Fergus Linehan, Festival Director and Chief Executive, said:

"Over the past year, we at the Festival, working closely with the UK/Australia Season, have reflected on the theme of 'Who Are We Now?' The result is a truly significant programme of music, theatre and dance that offers audiences a sense of Australia's past, one that includes the world's oldest civilization, it's present, and glimpses of its future. The Season has also offered us the opportunity to open doors of collaboration between Australian and Scottish artists that will, we hope, form creative relationships that will last long after this year's festival."

Exploring the theme "Who Are We Now?" the UK / Australia Season 2021 - 22 will deliver an ambitious programme of events in the UK in 2022 including: the UK dance tour of Between Tiny Cities, choreographed by internationally-renowned Sydney hip-hop dance artist Nick Power; Brisbane's Circa Contemporary Circus bring Stravinsky's seminal The Rite of Spring to the circus stage at Brighton Festival; and Queensland Ballet's new talent will be on show at the Royal Ballet's Next Generation Festival. For more information, visit ukaustraliaseason.com.

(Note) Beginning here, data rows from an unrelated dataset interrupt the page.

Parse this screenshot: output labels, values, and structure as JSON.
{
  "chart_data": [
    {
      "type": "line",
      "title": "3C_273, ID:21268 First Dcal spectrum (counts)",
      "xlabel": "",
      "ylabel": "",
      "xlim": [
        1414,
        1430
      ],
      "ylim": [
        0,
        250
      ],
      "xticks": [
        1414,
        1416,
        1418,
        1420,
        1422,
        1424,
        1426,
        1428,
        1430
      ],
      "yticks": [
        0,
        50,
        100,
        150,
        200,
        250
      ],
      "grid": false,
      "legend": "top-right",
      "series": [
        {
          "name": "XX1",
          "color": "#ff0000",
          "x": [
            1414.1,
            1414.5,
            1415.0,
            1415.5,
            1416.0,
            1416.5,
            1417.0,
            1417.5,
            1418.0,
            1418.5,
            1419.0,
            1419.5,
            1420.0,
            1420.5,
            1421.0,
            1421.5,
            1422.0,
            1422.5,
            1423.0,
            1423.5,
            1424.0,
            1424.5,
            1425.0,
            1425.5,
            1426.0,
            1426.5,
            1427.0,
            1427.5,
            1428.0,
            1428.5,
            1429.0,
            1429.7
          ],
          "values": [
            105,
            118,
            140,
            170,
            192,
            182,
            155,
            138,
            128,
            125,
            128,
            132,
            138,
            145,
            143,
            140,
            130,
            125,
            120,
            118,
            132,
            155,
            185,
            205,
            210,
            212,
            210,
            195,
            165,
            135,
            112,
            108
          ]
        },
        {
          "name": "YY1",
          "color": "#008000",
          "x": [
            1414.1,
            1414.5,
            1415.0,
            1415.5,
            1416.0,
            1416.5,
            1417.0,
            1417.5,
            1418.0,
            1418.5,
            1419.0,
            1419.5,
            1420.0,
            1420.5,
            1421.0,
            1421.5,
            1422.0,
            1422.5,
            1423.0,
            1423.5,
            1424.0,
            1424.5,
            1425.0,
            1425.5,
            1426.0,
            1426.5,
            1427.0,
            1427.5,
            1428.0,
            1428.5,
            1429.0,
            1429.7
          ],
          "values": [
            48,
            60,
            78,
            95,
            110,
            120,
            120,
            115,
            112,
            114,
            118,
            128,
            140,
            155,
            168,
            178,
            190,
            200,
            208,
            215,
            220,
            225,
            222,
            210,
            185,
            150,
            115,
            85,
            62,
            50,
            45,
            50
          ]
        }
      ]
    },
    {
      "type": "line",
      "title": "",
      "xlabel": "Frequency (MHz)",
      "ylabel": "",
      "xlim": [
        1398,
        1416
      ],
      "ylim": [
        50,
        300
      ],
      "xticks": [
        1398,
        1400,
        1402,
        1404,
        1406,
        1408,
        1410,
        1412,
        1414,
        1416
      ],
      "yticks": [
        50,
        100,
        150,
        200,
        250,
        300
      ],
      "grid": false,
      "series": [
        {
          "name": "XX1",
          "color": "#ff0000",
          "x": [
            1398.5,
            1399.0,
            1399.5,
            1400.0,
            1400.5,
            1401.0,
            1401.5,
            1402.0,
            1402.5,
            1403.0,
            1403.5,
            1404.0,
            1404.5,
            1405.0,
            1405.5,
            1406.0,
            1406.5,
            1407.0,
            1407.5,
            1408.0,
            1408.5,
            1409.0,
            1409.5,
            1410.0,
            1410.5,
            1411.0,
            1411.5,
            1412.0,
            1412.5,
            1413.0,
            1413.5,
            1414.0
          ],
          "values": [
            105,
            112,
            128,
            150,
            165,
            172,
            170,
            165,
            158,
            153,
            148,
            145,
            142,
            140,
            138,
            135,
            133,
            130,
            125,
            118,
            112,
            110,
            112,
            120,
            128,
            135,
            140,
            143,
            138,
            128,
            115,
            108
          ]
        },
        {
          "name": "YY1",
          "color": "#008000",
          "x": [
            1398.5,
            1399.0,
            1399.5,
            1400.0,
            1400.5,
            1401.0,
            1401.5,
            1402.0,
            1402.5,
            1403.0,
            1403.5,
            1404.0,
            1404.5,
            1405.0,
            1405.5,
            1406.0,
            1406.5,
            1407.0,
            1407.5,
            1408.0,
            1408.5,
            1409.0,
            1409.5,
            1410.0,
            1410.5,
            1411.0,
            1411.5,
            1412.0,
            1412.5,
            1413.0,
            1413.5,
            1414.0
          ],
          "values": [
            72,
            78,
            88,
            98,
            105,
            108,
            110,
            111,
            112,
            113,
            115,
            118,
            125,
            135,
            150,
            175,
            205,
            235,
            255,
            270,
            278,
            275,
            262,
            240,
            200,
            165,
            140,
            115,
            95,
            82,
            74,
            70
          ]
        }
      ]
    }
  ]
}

The UK / Australia Season events at the 75th Edinburgh International Festival are supported by the UK/ Australia Season Patrons, the Australian Government, through the Australian Cultural Diplomacy Grants Program, the International Cultural Diplomacy Arts Fund, the Australian Cultural Fund and the British Council. Further support has been provided by the Government of South Australia through Arts South Australia, EventScotland and the PLACE programme.